You decide to use the following model for the daily returns:
\begin{align*}
Y_1, Y_2, Y_3, Y_4| \theta &\sim \mathcal{N}(\mu, 2)\\
\mu &\sim \mathcal{N}(7.2, 2.6)\\
\mu | Y_1, Y_2, Y_3, Y_4 &\sim \mathcal{N}(1.15, 0.87)
\end{align*}
Let $\mu^{(1)}, \mu^{(2)}, \ldots, \mu^{(n)}$ be $n$ draws from the posterior distribution of $\mu$. Outline the steps required to calculate an 89\% prediction interval for tomorrow's change in the FancyTech stock price. (Please give a numbered list. No code is required.)
---
#### 6. Assess the adequacy of a univariate Bayesian model.

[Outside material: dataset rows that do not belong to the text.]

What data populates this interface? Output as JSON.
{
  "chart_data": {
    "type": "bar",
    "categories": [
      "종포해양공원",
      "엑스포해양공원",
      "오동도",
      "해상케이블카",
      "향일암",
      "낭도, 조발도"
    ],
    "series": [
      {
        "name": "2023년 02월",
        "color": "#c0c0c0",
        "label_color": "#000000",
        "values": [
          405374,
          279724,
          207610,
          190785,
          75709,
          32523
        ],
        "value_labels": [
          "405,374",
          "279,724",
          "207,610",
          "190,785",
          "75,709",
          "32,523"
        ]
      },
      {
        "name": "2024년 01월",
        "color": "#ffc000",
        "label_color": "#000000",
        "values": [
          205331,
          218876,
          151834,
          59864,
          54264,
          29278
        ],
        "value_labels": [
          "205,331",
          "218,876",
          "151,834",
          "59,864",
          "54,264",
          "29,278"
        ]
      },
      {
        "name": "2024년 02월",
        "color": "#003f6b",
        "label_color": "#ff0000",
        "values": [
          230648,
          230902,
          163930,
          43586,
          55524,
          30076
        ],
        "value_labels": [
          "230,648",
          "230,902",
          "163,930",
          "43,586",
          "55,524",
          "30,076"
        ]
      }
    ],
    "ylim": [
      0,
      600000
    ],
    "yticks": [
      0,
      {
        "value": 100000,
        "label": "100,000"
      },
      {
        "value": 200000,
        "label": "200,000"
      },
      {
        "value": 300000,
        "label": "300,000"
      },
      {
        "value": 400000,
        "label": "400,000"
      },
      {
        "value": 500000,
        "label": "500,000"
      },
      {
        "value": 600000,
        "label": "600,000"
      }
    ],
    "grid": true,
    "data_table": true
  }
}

- Describe how you would generate the posterior predictive distribution for model checking
- Be able to critique/check a model using the posterior predictive distribution
<ins>Example question:</ins>
Beary (my golden retriever) likes to wake me up early, after which I stumble downstairs and make coffee. Suppose that I collected a representative sample of $n=20$ measurements of the time it took me to make coffee in the morning (the time from waking up to pressing the on button). After updating my prior belief, I found that the posterior of $\mu$, the average time to make coffee, is $\mathcal{N}(10, 1)$. Looking at my observed data, I see an unusually large value, $y = 22$.
Below is a histogram of the maximum time to make coffee in a sample of 20 days for 1000 predictive samples. The observed maximum is displayed as a vertical line.

What does this plot reveal about the model's adequacy?